Reporters Without Borders added: “We urge Blyden to withdraw her libel suit so that there can be a serious debate about reform of the defamation law, which President Ahmad Tejan Kabbah promised in 2005.”
After a slanging match of several weeks in which the two newspaper executives swapped accusations and insults, Blyden filed a criminal libel accusation against Neville, who is also vice-president of the Sierra Leone Association of Journalists (SLAJ), the country’s leading journalists’ union.
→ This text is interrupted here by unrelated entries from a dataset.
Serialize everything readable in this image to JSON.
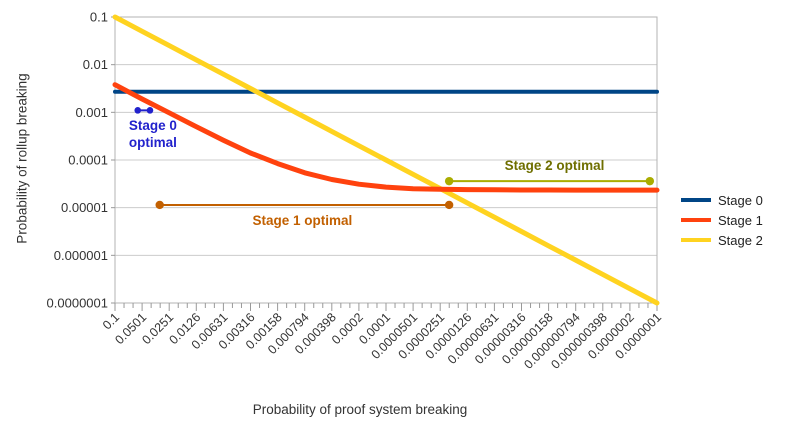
{
  "chart_data": {
    "type": "line",
    "title": "",
    "xlabel": "Probability of proof system breaking",
    "ylabel": "Probability of rollup breaking",
    "x_scale": "log-reversed",
    "y_scale": "log",
    "xlim": [
      0.1,
      1e-07
    ],
    "ylim": [
      1e-07,
      0.1
    ],
    "grid": "horizontal-major",
    "legend_position": "right",
    "x_ticks": [
      "0.1",
      "0.0501",
      "0.0251",
      "0.0126",
      "0.00631",
      "0.00316",
      "0.00158",
      "0.000794",
      "0.000398",
      "0.0002",
      "0.0001",
      "0.0000501",
      "0.0000251",
      "0.0000126",
      "0.00000631",
      "0.00000316",
      "0.00000158",
      "0.000000794",
      "0.000000398",
      "0.0000002",
      "0.0000001"
    ],
    "y_ticks": [
      "0.1",
      "0.01",
      "0.001",
      "0.0001",
      "0.00001",
      "0.000001",
      "0.0000001"
    ],
    "x": [
      0.1,
      0.0501,
      0.0251,
      0.0126,
      0.00631,
      0.00316,
      0.00158,
      0.000794,
      0.000398,
      0.0002,
      0.0001,
      5.01e-05,
      2.51e-05,
      1.26e-05,
      6.31e-06,
      3.16e-06,
      1.58e-06,
      7.94e-07,
      3.98e-07,
      2e-07,
      1e-07
    ],
    "series": [
      {
        "name": "Stage 0",
        "color": "#004586",
        "width": 4,
        "values": [
          0.0027,
          0.0027,
          0.0027,
          0.0027,
          0.0027,
          0.0027,
          0.0027,
          0.0027,
          0.0027,
          0.0027,
          0.0027,
          0.0027,
          0.0027,
          0.0027,
          0.0027,
          0.0027,
          0.0027,
          0.0027,
          0.0027,
          0.0027,
          0.0027
        ]
      },
      {
        "name": "Stage 2",
        "color": "#FFD320",
        "width": 5,
        "values": [
          0.1,
          0.0501,
          0.0251,
          0.0126,
          0.00631,
          0.00316,
          0.00158,
          0.000794,
          0.000398,
          0.0002,
          0.0001,
          5.01e-05,
          2.51e-05,
          1.26e-05,
          6.31e-06,
          3.16e-06,
          1.58e-06,
          7.94e-07,
          3.98e-07,
          2e-07,
          1e-07
        ]
      },
      {
        "name": "Stage 1",
        "color": "#FF420E",
        "width": 5,
        "values": [
          0.0038,
          0.0019,
          0.00098,
          0.0005,
          0.00026,
          0.00014,
          8.4e-05,
          5.4e-05,
          3.9e-05,
          3.1e-05,
          2.7e-05,
          2.5e-05,
          2.44e-05,
          2.39e-05,
          2.37e-05,
          2.35e-05,
          2.35e-05,
          2.34e-05,
          2.34e-05,
          2.34e-05,
          2.34e-05
        ]
      }
    ],
    "annotations": [
      {
        "label": "Stage 0\noptimal",
        "color": "#2222CC",
        "text_color": "#2222CC",
        "x_start": 0.056,
        "x_end": 0.041,
        "y": 0.0011,
        "label_placement": "below",
        "dot_radius": 3.3
      },
      {
        "label": "Stage 1 optimal",
        "color": "#C26000",
        "text_color": "#C26000",
        "x_start": 0.032,
        "x_end": 2e-05,
        "y": 1.14e-05,
        "label_placement": "below",
        "dot_radius": 4.2
      },
      {
        "label": "Stage 2 optimal",
        "color": "#AAAD00",
        "text_color": "#6F6F00",
        "x_start": 2e-05,
        "x_end": 1.2e-07,
        "y": 3.6e-05,
        "label_placement": "above",
        "dot_radius": 4.2
      }
    ],
    "legend": [
      {
        "label": "Stage 0",
        "color": "#004586"
      },
      {
        "label": "Stage 1",
        "color": "#FF420E"
      },
      {
        "label": "Stage 2",
        "color": "#FFD320"
      }
    ]
  }
}
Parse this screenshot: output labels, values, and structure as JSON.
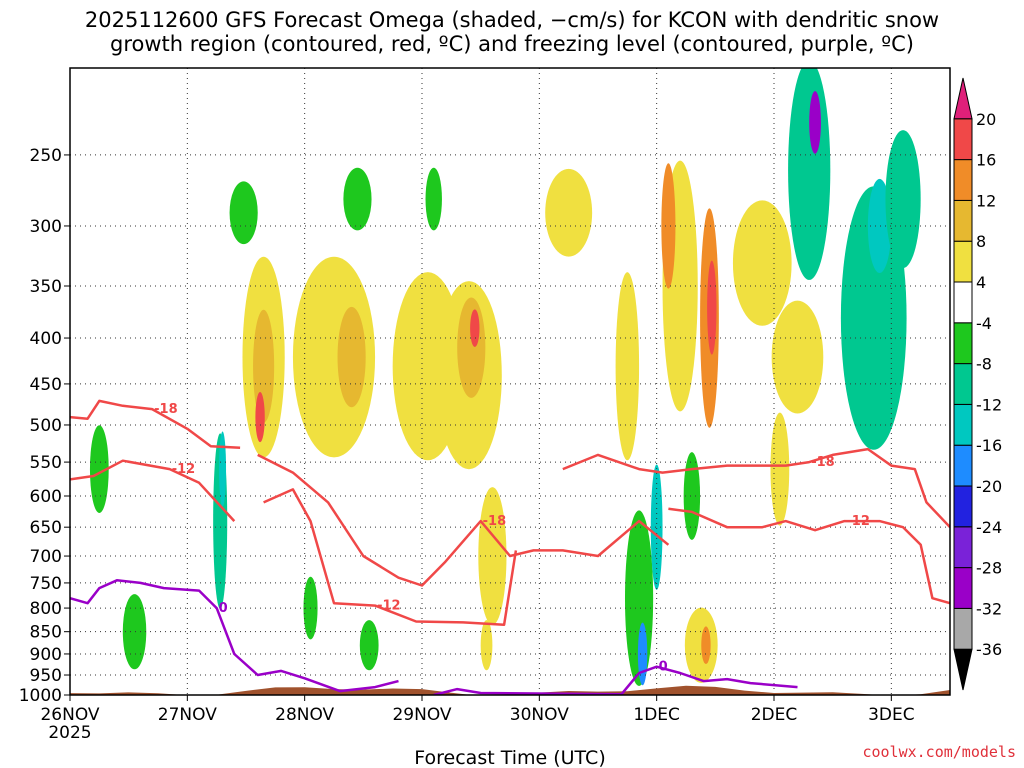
{
  "chart_data": {
    "type": "heatmap",
    "title_line1": "2025112600 GFS Forecast Omega (shaded, −cm/s) for KCON with dendritic snow",
    "title_line2": "growth region (contoured, red, ºC) and freezing level (contoured, purple, ºC)",
    "xlabel": "Forecast Time (UTC)",
    "ylabel": "",
    "y_axis": {
      "range": [
        1000,
        200
      ],
      "scale": "log",
      "ticks": [
        250,
        300,
        350,
        400,
        450,
        500,
        550,
        600,
        650,
        700,
        750,
        800,
        850,
        900,
        950,
        1000
      ]
    },
    "x_axis": {
      "range": [
        0,
        7.5
      ],
      "ticks": [
        {
          "v": 0,
          "label": "26NOV",
          "sub": "2025"
        },
        {
          "v": 1,
          "label": "27NOV",
          "sub": ""
        },
        {
          "v": 2,
          "label": "28NOV",
          "sub": ""
        },
        {
          "v": 3,
          "label": "29NOV",
          "sub": ""
        },
        {
          "v": 4,
          "label": "30NOV",
          "sub": ""
        },
        {
          "v": 5,
          "label": "1DEC",
          "sub": ""
        },
        {
          "v": 6,
          "label": "2DEC",
          "sub": ""
        },
        {
          "v": 7,
          "label": "3DEC",
          "sub": ""
        }
      ]
    },
    "colorbar": {
      "colors": [
        "#000000",
        "#a8a8a8",
        "#9a00c8",
        "#7a22d8",
        "#2222e0",
        "#1e8cff",
        "#00c8c0",
        "#00c890",
        "#1ec81e",
        "#ffffff",
        "#f0e040",
        "#e6b830",
        "#f08c28",
        "#f04848",
        "#e0207a"
      ],
      "labels": [
        "-36",
        "-32",
        "-28",
        "-24",
        "-20",
        "-16",
        "-12",
        "-8",
        "-4",
        "4",
        "8",
        "12",
        "16",
        "20"
      ]
    },
    "shaded_blobs": [
      {
        "t": 0.25,
        "p": 560,
        "w": 0.08,
        "h": 0.14,
        "v": -6
      },
      {
        "t": 0.55,
        "p": 850,
        "w": 0.1,
        "h": 0.12,
        "v": -6
      },
      {
        "t": 1.28,
        "p": 640,
        "w": 0.06,
        "h": 0.28,
        "v": -8
      },
      {
        "t": 1.3,
        "p": 560,
        "w": 0.03,
        "h": 0.12,
        "v": -14
      },
      {
        "t": 1.48,
        "p": 290,
        "w": 0.12,
        "h": 0.1,
        "v": -5
      },
      {
        "t": 1.65,
        "p": 420,
        "w": 0.18,
        "h": 0.32,
        "v": 6
      },
      {
        "t": 1.65,
        "p": 430,
        "w": 0.09,
        "h": 0.18,
        "v": 11
      },
      {
        "t": 1.62,
        "p": 490,
        "w": 0.04,
        "h": 0.08,
        "v": 16
      },
      {
        "t": 2.25,
        "p": 420,
        "w": 0.35,
        "h": 0.32,
        "v": 5
      },
      {
        "t": 2.4,
        "p": 420,
        "w": 0.12,
        "h": 0.16,
        "v": 9
      },
      {
        "t": 2.05,
        "p": 800,
        "w": 0.06,
        "h": 0.1,
        "v": -6
      },
      {
        "t": 2.45,
        "p": 280,
        "w": 0.12,
        "h": 0.1,
        "v": -5
      },
      {
        "t": 2.55,
        "p": 880,
        "w": 0.08,
        "h": 0.08,
        "v": -6
      },
      {
        "t": 3.05,
        "p": 430,
        "w": 0.3,
        "h": 0.3,
        "v": 5
      },
      {
        "t": 3.1,
        "p": 280,
        "w": 0.07,
        "h": 0.1,
        "v": -5
      },
      {
        "t": 3.4,
        "p": 440,
        "w": 0.28,
        "h": 0.3,
        "v": 6
      },
      {
        "t": 3.42,
        "p": 410,
        "w": 0.12,
        "h": 0.16,
        "v": 11
      },
      {
        "t": 3.45,
        "p": 390,
        "w": 0.04,
        "h": 0.06,
        "v": 16
      },
      {
        "t": 3.6,
        "p": 700,
        "w": 0.12,
        "h": 0.22,
        "v": 7
      },
      {
        "t": 3.55,
        "p": 880,
        "w": 0.05,
        "h": 0.08,
        "v": 5
      },
      {
        "t": 4.25,
        "p": 290,
        "w": 0.2,
        "h": 0.14,
        "v": 4.5
      },
      {
        "t": 4.75,
        "p": 430,
        "w": 0.1,
        "h": 0.3,
        "v": 4.5
      },
      {
        "t": 4.85,
        "p": 780,
        "w": 0.12,
        "h": 0.28,
        "v": -7
      },
      {
        "t": 4.88,
        "p": 900,
        "w": 0.04,
        "h": 0.1,
        "v": -18
      },
      {
        "t": 5.0,
        "p": 650,
        "w": 0.05,
        "h": 0.2,
        "v": -12
      },
      {
        "t": 5.2,
        "p": 350,
        "w": 0.15,
        "h": 0.4,
        "v": 5
      },
      {
        "t": 5.1,
        "p": 300,
        "w": 0.06,
        "h": 0.2,
        "v": 12
      },
      {
        "t": 5.45,
        "p": 380,
        "w": 0.08,
        "h": 0.35,
        "v": 12
      },
      {
        "t": 5.47,
        "p": 370,
        "w": 0.04,
        "h": 0.15,
        "v": 18
      },
      {
        "t": 5.3,
        "p": 600,
        "w": 0.07,
        "h": 0.14,
        "v": -7
      },
      {
        "t": 5.38,
        "p": 880,
        "w": 0.14,
        "h": 0.12,
        "v": 7
      },
      {
        "t": 5.42,
        "p": 880,
        "w": 0.04,
        "h": 0.06,
        "v": 12
      },
      {
        "t": 5.9,
        "p": 330,
        "w": 0.25,
        "h": 0.2,
        "v": 4.5
      },
      {
        "t": 6.05,
        "p": 560,
        "w": 0.08,
        "h": 0.18,
        "v": 5
      },
      {
        "t": 6.3,
        "p": 260,
        "w": 0.18,
        "h": 0.35,
        "v": -8
      },
      {
        "t": 6.35,
        "p": 230,
        "w": 0.05,
        "h": 0.1,
        "v": -28
      },
      {
        "t": 6.85,
        "p": 380,
        "w": 0.28,
        "h": 0.42,
        "v": -9
      },
      {
        "t": 6.9,
        "p": 300,
        "w": 0.1,
        "h": 0.15,
        "v": -14
      },
      {
        "t": 7.1,
        "p": 280,
        "w": 0.15,
        "h": 0.22,
        "v": -8
      },
      {
        "t": 6.2,
        "p": 420,
        "w": 0.22,
        "h": 0.18,
        "v": 4.5
      }
    ],
    "red_contours": [
      {
        "label": "-18",
        "points": [
          [
            0,
            490
          ],
          [
            0.15,
            492
          ],
          [
            0.25,
            470
          ],
          [
            0.45,
            476
          ],
          [
            0.7,
            480
          ],
          [
            1.0,
            505
          ],
          [
            1.2,
            528
          ],
          [
            1.45,
            530
          ]
        ]
      },
      {
        "label": "-12",
        "points": [
          [
            0,
            575
          ],
          [
            0.2,
            570
          ],
          [
            0.45,
            548
          ],
          [
            0.85,
            560
          ],
          [
            1.1,
            580
          ],
          [
            1.4,
            640
          ]
        ]
      },
      {
        "label": "-18",
        "points": [
          [
            1.6,
            540
          ],
          [
            1.9,
            565
          ],
          [
            2.2,
            610
          ],
          [
            2.5,
            700
          ],
          [
            2.8,
            740
          ],
          [
            3.0,
            755
          ],
          [
            3.2,
            710
          ],
          [
            3.5,
            640
          ],
          [
            3.75,
            700
          ],
          [
            3.95,
            690
          ],
          [
            4.2,
            690
          ],
          [
            4.5,
            700
          ],
          [
            4.85,
            640
          ],
          [
            5.1,
            680
          ]
        ]
      },
      {
        "label": "-12",
        "points": [
          [
            1.65,
            610
          ],
          [
            1.9,
            590
          ],
          [
            2.05,
            640
          ],
          [
            2.25,
            790
          ],
          [
            2.6,
            795
          ],
          [
            2.95,
            828
          ],
          [
            3.35,
            830
          ],
          [
            3.7,
            835
          ],
          [
            3.8,
            690
          ]
        ]
      },
      {
        "label": "-18",
        "points": [
          [
            4.2,
            560
          ],
          [
            4.5,
            540
          ],
          [
            4.85,
            560
          ],
          [
            5.05,
            565
          ],
          [
            5.3,
            560
          ],
          [
            5.6,
            555
          ],
          [
            6.1,
            555
          ],
          [
            6.3,
            550
          ],
          [
            6.5,
            540
          ],
          [
            6.8,
            532
          ],
          [
            7.0,
            555
          ],
          [
            7.2,
            560
          ],
          [
            7.3,
            610
          ],
          [
            7.5,
            650
          ]
        ]
      },
      {
        "label": "-12",
        "points": [
          [
            5.1,
            620
          ],
          [
            5.3,
            625
          ],
          [
            5.6,
            650
          ],
          [
            5.9,
            650
          ],
          [
            6.1,
            640
          ],
          [
            6.35,
            655
          ],
          [
            6.6,
            640
          ],
          [
            6.9,
            640
          ],
          [
            7.1,
            650
          ],
          [
            7.25,
            680
          ],
          [
            7.35,
            780
          ],
          [
            7.5,
            790
          ]
        ]
      }
    ],
    "purple_contours": [
      {
        "label": "0",
        "points": [
          [
            0,
            780
          ],
          [
            0.15,
            790
          ],
          [
            0.25,
            760
          ],
          [
            0.4,
            745
          ],
          [
            0.6,
            750
          ],
          [
            0.8,
            760
          ],
          [
            1.1,
            765
          ],
          [
            1.25,
            800
          ],
          [
            1.4,
            900
          ],
          [
            1.6,
            950
          ],
          [
            1.8,
            940
          ],
          [
            2.0,
            958
          ],
          [
            2.3,
            990
          ],
          [
            2.6,
            980
          ],
          [
            2.8,
            965
          ]
        ]
      },
      {
        "label": "0",
        "points": [
          [
            3.1,
            1000
          ],
          [
            3.3,
            985
          ],
          [
            3.5,
            995
          ],
          [
            4.7,
            998
          ],
          [
            4.85,
            945
          ],
          [
            5.0,
            930
          ],
          [
            5.2,
            945
          ],
          [
            5.4,
            965
          ],
          [
            5.6,
            960
          ],
          [
            5.8,
            970
          ],
          [
            6.2,
            980
          ]
        ]
      }
    ],
    "x_axis_label_credit": "coolwx.com/models"
  }
}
A warrant for Neville’s arrest was issued on 5 February and he was arrested yesterday while hiding out in Freetown.
Blyden, who owns several companies, is a controversial figure and was described by one journalist as a “self-proclaimed press spokesperson for government ministers and people in power.” A close associate of Vice-President Solomon Berewa, a possible successor to President Kabbah, she has often attacked journalists working for the privately-owned press, above all Neville.
When Neville was elected SLAJ vice-president, Awareness Times ran a front-page photo of him with the caption “A Reckless Fool.” The Standard Times launched a smear campaign against Blyden last December, with accusations about her past, her intentions and her family background, and insinuating that she used the newspaper to settle scores with her former lovers.
The campaign culminated last month with the publication of a photomontage showing a nude Blyden in a lewd pose alongside the former head of the RUF rebels, Foday Sankoh, whose eyes were fixed on her lower abdomen.
Following a seminar in October 2005 on the role of the media, Bernadette Cole, the head of the Independent Media Commission (a regulatory body), announced that she had received a letter from President Kabbah in which he requested a reform of the criminal defamation law, known as the Public Order Act.
During a subsequent meeting with journalists, the president’s spokesman confirmed this desire, attributing it to “President Kabbah’s new way of thinking about free speech and press freedom.” But since then, nothing has been done. A presidential election is due to be held in July.